AWS doesn’t make sense for scientific computing
Scientific computing has a completely different usage profile than modern apps. Scientists need powerful computers and massive data transfer that runs on relatively simple infrastructure. Most cloud computing has infrastructural complexity that isn’t necessary for scientific computing, and that complexity comes at a cost.
From the blog post, a break up of the anticipated costs:
- ~$2670.36/mo for a c5a.24xlarge AWS on-demand instance
- ~$1014.7/mo for a c5a.24xlarge AWS reserved instance on a three-year term, paid upfront
- ~$558.65/mo on OVH Cloud[1]
- ~$512.92/mo on Hetzner[2]
- ~$200/mo on your own infrastructure as a large institution[3]
This is 10x more expensive to use AWS. Don’t forget the data egress costs, too.
AWS realized that large successful web apps have high data egress[5]. Those customers that can afford extra bandwidth charges, will struggle to migrate off AWS, and are an easy way to increase margins.
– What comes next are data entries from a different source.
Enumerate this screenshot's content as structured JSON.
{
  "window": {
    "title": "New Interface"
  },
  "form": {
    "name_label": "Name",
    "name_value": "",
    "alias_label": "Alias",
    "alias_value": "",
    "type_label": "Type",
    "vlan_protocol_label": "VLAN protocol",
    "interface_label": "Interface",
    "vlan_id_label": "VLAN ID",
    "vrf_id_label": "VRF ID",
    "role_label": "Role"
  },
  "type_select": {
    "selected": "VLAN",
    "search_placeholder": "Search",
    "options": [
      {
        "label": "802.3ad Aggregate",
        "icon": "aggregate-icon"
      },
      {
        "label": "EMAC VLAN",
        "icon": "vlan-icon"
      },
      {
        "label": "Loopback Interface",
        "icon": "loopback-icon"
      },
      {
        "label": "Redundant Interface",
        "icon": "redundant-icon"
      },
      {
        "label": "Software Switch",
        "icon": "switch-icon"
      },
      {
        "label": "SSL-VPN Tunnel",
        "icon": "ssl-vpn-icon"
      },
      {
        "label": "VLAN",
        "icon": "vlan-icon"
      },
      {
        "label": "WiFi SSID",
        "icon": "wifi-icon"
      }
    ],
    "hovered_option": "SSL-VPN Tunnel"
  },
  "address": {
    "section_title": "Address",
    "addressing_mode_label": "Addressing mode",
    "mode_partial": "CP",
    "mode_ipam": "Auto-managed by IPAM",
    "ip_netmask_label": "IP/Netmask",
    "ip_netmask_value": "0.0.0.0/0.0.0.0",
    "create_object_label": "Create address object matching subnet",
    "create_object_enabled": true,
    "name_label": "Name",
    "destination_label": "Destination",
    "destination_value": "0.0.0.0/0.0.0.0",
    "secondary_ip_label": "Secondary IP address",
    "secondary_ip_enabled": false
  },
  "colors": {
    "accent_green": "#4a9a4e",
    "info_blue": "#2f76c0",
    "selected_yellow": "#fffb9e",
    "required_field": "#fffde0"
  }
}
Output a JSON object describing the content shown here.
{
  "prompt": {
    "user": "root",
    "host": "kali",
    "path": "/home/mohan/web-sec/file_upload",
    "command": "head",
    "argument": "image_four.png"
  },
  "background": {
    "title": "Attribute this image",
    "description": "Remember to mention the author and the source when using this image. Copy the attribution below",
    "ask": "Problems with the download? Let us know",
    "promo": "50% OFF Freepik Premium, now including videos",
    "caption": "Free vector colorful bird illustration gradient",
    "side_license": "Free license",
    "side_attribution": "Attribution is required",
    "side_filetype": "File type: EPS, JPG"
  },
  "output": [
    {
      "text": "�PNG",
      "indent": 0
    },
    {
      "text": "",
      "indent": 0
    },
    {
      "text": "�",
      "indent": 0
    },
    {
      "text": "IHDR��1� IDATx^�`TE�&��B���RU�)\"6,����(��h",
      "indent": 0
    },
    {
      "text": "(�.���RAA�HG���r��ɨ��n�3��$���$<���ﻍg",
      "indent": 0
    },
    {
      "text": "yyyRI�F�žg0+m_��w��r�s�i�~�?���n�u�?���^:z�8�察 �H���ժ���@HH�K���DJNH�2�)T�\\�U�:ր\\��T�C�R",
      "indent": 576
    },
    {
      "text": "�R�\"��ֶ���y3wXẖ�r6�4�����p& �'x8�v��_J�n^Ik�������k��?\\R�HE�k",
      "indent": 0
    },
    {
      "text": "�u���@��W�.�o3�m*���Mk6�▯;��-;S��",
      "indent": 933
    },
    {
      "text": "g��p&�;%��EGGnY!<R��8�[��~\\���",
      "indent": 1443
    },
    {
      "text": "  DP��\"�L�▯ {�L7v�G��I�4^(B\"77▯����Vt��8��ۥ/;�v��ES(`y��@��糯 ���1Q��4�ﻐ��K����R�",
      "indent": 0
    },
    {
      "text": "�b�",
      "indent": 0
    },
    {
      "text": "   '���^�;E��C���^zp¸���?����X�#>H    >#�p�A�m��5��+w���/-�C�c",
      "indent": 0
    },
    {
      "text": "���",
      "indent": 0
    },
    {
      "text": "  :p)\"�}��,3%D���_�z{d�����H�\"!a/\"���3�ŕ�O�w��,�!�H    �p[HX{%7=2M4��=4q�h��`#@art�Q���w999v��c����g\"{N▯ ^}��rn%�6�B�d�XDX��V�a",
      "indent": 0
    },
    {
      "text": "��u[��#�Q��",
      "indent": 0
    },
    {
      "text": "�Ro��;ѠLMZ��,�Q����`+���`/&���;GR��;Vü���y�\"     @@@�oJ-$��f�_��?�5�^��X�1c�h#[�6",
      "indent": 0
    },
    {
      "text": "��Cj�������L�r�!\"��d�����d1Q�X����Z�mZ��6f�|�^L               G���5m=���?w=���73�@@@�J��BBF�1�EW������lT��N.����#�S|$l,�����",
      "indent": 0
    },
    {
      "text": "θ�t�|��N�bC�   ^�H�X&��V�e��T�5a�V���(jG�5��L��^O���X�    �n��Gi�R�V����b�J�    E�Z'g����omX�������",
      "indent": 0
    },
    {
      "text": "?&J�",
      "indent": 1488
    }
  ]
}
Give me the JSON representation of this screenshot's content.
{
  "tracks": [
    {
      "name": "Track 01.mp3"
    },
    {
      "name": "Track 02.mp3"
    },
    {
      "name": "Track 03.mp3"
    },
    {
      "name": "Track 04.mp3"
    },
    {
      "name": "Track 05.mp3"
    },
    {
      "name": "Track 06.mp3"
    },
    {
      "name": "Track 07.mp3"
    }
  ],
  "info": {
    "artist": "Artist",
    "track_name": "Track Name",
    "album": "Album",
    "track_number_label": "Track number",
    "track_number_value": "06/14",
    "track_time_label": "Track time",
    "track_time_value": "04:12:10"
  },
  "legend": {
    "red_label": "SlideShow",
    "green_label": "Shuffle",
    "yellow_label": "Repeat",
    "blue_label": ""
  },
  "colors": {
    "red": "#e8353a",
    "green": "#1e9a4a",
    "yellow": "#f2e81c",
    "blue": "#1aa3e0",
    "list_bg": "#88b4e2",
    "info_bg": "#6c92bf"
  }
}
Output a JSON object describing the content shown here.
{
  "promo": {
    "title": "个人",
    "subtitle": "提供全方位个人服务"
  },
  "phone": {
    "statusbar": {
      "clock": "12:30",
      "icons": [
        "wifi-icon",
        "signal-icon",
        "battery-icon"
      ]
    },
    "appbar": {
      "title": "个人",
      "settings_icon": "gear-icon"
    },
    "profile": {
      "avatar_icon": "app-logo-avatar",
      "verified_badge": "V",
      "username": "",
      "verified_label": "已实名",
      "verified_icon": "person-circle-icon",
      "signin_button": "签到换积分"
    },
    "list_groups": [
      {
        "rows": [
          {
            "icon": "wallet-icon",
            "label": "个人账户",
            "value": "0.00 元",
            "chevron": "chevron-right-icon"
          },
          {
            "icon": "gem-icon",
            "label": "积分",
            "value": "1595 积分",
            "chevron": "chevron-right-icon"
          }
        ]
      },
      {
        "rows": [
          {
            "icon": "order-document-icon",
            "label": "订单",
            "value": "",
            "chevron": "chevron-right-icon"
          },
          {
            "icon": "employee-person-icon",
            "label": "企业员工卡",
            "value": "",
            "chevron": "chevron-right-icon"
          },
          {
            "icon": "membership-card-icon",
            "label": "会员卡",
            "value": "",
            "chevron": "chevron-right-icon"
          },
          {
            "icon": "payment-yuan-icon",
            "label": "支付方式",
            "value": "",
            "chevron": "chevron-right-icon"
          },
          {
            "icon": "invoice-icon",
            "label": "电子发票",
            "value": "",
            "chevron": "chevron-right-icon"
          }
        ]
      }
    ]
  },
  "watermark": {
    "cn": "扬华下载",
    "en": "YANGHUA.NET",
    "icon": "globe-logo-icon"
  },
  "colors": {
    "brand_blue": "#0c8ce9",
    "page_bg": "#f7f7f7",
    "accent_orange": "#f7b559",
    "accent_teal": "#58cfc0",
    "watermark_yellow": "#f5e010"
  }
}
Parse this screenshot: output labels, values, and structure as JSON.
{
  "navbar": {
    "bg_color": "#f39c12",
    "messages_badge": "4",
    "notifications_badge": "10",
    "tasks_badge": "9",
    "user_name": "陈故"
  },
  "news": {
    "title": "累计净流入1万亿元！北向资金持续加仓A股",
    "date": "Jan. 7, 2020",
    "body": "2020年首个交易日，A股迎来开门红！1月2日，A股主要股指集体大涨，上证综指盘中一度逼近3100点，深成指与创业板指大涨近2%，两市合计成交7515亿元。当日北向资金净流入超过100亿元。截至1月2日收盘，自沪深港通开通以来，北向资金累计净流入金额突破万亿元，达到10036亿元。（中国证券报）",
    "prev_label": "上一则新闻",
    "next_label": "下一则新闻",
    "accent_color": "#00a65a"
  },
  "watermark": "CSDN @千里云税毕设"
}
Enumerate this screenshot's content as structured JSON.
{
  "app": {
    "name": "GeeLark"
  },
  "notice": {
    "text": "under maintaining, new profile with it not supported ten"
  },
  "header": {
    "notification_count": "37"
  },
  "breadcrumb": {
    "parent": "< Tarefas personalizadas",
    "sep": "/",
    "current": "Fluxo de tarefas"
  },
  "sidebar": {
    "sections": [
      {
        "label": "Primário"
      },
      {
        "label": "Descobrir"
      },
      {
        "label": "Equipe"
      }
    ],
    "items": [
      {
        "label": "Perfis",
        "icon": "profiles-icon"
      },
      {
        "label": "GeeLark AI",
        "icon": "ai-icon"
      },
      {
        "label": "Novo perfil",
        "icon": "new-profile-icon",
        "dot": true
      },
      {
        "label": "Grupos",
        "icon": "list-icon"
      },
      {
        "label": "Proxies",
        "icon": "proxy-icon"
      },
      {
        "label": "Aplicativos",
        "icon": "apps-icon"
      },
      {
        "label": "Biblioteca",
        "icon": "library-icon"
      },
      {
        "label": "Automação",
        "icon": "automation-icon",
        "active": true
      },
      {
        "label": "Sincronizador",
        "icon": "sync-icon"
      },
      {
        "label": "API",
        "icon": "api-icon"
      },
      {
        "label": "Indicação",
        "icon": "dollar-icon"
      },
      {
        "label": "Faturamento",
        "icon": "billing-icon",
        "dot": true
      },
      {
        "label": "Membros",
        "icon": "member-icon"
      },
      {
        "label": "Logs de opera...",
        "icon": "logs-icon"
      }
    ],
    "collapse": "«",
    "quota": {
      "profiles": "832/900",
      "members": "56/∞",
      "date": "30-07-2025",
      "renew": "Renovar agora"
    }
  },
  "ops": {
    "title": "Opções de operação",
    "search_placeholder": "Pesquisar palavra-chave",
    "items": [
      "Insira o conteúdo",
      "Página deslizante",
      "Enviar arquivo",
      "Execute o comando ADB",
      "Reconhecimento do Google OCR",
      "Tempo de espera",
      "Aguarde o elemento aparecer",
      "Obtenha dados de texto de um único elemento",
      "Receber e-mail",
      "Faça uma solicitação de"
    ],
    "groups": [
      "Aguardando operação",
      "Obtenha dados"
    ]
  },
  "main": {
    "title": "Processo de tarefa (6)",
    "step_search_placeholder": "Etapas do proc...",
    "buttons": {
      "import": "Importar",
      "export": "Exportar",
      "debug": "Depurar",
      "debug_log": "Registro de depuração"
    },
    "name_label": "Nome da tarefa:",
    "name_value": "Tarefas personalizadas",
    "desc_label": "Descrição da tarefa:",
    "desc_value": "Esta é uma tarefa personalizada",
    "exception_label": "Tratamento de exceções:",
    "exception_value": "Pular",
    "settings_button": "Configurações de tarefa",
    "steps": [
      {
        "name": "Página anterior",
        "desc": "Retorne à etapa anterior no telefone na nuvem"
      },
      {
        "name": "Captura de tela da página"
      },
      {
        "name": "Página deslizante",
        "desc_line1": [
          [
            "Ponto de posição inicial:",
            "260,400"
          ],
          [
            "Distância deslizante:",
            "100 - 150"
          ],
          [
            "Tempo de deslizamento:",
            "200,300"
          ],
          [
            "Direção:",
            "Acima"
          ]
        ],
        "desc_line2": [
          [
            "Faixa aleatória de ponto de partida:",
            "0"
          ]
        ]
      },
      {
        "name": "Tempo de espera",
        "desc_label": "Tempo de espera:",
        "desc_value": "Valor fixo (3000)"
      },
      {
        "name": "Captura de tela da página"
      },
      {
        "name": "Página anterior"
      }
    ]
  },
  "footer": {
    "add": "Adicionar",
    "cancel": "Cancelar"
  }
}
In contrast, a small scientific computing project can transfer more data than large successful apps: a month-long DNA sequencing project can generate 90 TB of data[6]. At $0.09 per gigabyte, that costs more than $8k to transfer out of AWS.
Maybe multi-million dollar “grants” can cover those costs, but money isn’t unlimited. There are clear upsides to having on-premises computing. These blog posts are difficult to come by (especially on costs), as there are no clear returns on investments for cloud computing.